Google Maps: Immersive Routes to see your route in any weather – iGeneration

Google is gradually enabling its Immersive View feature for routes in Maps. Paris will be the only French city to benefit from this launch. The principle of “immersion” is already used in Google Maps for a 3D representation of cities with satellite images. This time, Google applies it to the preview of a route by foot, bike or car.

Showing the different stages of your route before you drive is nothing new in Maps, but this development is more sophisticated. Using a time rule, you can evaluate your trip based on different times of day (evening, middle of the night, or peak traffic times) and weather conditions. Especially when cycling and walking, this can be helpful in assessing whether the route to be traveled is likely to be congested or uncomfortable.

This additional view is rolled out to iOS in Paris, Amsterdam, Barcelona, ​​​​Dublin, Florence, Las Vegas, London, Los Angeles, Miami, New York, San Francisco, San Jose, Seattle, Tokyo and Venice, in addition to Android.

In the coming months, Google will display new maps when navigating in the car. France will be one of the first 12 countries, which also includes Canada and Germany. There will be changes in the colors used, in the buildings whose 3D will be more realistic, and in the details of the instructions. The display of the position to be maintained on the road becomes more precise, especially when there are several lanes and one has to be followed specifically.
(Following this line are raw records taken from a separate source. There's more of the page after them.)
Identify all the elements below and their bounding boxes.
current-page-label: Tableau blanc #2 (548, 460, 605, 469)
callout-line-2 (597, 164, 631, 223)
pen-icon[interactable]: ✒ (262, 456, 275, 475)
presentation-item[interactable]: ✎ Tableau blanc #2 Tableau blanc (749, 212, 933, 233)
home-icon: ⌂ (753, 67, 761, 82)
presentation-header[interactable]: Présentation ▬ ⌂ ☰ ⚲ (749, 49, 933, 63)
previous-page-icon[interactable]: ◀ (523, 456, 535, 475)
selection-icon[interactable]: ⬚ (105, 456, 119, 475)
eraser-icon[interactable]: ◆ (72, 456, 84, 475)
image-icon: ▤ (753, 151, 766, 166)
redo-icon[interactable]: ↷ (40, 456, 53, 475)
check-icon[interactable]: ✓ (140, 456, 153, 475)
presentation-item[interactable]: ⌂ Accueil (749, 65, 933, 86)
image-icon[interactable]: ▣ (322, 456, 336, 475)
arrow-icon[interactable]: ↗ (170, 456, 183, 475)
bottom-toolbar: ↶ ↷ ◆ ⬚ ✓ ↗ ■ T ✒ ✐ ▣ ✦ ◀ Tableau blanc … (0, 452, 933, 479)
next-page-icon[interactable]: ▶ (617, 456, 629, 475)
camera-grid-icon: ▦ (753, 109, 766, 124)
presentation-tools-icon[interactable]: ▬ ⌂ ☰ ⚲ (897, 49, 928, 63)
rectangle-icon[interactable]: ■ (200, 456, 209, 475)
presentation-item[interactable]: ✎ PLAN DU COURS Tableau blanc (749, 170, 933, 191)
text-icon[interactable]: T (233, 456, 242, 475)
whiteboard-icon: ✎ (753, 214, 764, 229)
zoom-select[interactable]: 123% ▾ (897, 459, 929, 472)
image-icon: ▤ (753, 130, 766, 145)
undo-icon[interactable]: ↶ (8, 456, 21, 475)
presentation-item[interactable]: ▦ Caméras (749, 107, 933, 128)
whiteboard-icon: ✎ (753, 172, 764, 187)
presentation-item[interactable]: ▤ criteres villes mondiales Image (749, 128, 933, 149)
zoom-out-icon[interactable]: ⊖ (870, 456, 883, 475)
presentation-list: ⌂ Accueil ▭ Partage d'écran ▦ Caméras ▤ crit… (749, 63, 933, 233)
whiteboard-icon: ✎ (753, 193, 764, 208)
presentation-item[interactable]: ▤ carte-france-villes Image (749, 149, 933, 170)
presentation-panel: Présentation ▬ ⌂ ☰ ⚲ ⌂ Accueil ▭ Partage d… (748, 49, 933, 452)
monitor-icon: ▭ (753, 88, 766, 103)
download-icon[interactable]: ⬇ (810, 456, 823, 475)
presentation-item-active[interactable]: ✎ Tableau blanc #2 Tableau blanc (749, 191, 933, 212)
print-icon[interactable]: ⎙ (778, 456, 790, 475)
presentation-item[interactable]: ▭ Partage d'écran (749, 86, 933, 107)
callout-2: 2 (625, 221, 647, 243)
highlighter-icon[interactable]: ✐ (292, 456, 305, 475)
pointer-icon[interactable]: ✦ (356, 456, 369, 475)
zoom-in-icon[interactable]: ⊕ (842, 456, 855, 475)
Google will also expand the display of speed limits to 20 countries in Europe.

Next, this week Google will distribute more detailed information about electric car charging stations worldwide: performance, compatibility and when they were last used (if it is several days, it is because they have either been used very little… or are more likely broken). ). .

Eventually, Google will make an effort to prioritize photos in queries in Maps. Images taken from those that users post with their comments on an address. It is also used in France as well as Germany, Japan, the United Kingdom and the United States.